3d 到 2d 投影矩阵 [英] 3d to 2d Projection Matrix

问题描述

我在 3D 空间中有 3 个点，我知道其中的确切位置.假设它们是:(x0,y0,z0)、(x1,y1,z1) 和 (x2,y2,z2).

I have 3 points in a 3D space of which I know the exact locations. Suppose they are: (x0,y0,z0), (x1,y1,z1) and (x2,y2,z2).

另外，我有一个相机正在观察这 3 个点，我知道这三个点在相机视图平面上的 2D 位置.因此，例如 (x0,y0,z0) 将是 (x0',y0')，而 (x1,y1,z1) 将是 (x1',y1') 和 (x2,y2,z2) 将从相机的角度为 (x2',y2')的观点.

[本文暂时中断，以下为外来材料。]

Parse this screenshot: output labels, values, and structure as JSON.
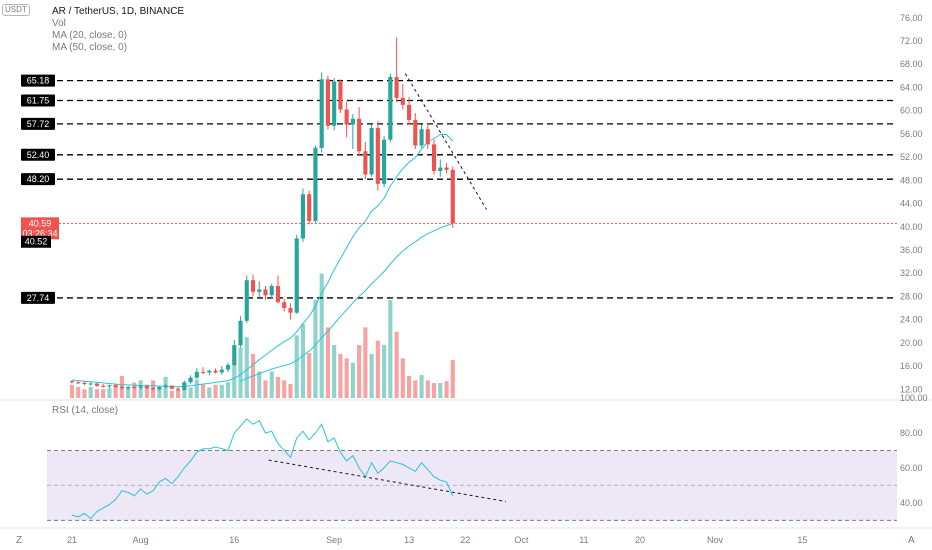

Also I have a camera that is looking at these 3 points and I know the 2D locations of those three points on camera view plane. So for example (x0,y0,z0) will be (x0',y0'), and (x1,y1,z1) will be (x1',y1') and (x2,y2,z2) will be (x2',y2') from the camera's point of view.

找到将这些 3D 点投影到相机视图平面上的 2D 点的投影矩阵的最简单方法是什么.我们对相机位置一无所知.

What is the easiest way to find the projection matrix that will project those 3D points into 2D points on camera view plane. We don't know anything about the camera location.

推荐答案

这给了你两组，每组 3 个变量中的三个方程:

This gives you two sets, each of three equations in 3 variables:

a*x0+b*y0+c*z0 = x0'
a*x1+b*y1+c*z1 = x1'
a*x2+b*y2+c*z2 = x2'

d*x0+e*y0+f*z0 = y0'
d*x1+e*y1+f*z1 = y1'
d*x2+e*y2+f*z2 = y2'

只需使用在您的情况下最简单的解联立方程的方法(手动"解决这些问题甚至并不难).那么你的变换矩阵就是 ((a,b,c)(d,e,f)).

Just use whatever method of solving simultaneous equations is easiest in your situation (it isn't even hard to solve these "by hand"). Then your transformation matrix is just ((a,b,c)(d,e,f)).

...

实际上，这过于简单，并假设相机指向您的 3D 坐标系的原点并且没有透视.

Actually, that is over-simplified and assumes a camera pointed at the origin of your 3D coordinate system and no perspective.

对于透视，变换矩阵更像是:

For perspective, the transformation matrix works more like:

               ( a, b, c, d )   ( xt )
( x, y, z, 1 ) ( e, f, g, h ) = ( yt )
               ( i, j, k, l )   ( zt )

( xv, yv ) = ( xc+s*xt/zt, yc+s*yt/zt ) if md < zt;

但是 4x3 矩阵比 12 个自由度更受约束，因为我们应该有

but the 4x3 matrix is more constrained than 12 degrees of freedom since we should have

a*a+b*b+c*c = e*e+f*f+g*g = i*i+j*j+k*k = 1
a*a+e*e+i*i = b*b+f*f+j*j = c*c+g*g+k*k = 1

所以你可能应该有 4 个点来获得 8 个方程来覆盖相机位置和角度的 6 个变量，还有 1 个用于缩放二维视点，因为我们将能够消除中心"坐标(xc,yc).

So you should probably have 4 points to get 8 equations to cover the 6 variables for camera position and angle and 1 more for scaling of the 2-D view points since we'll be able to eliminate the "center" coordinates (xc,yc).

因此，如果您有 4 个点并将您的二维视点转换为相对于显示器中心的位置，那么您可以获得 13 个变量中的 14 个联立方程并求解.

So if you have 4 points and transform your 2-D view points to be relative to the center of your display, then you can get 14 simultaneous equations in 13 variables and solve.

不幸的是，其中六个方程不是线性方程.幸运的是，这些方程中的所有变量都被限制在 -1 和 1 之间的值，因此求解方程可能仍然可行.

Unfortunately, six of the equations are not linear equations. Fortunately, all of the variables in those equations are restricted to the values between -1 and 1 so it is still probably feasible to solve the equations.

这篇关于3d 到 2d 投影矩阵的文章就介绍到这了，希望我们推荐的答案对大家有所帮助，也希望大家多多支持IT屋！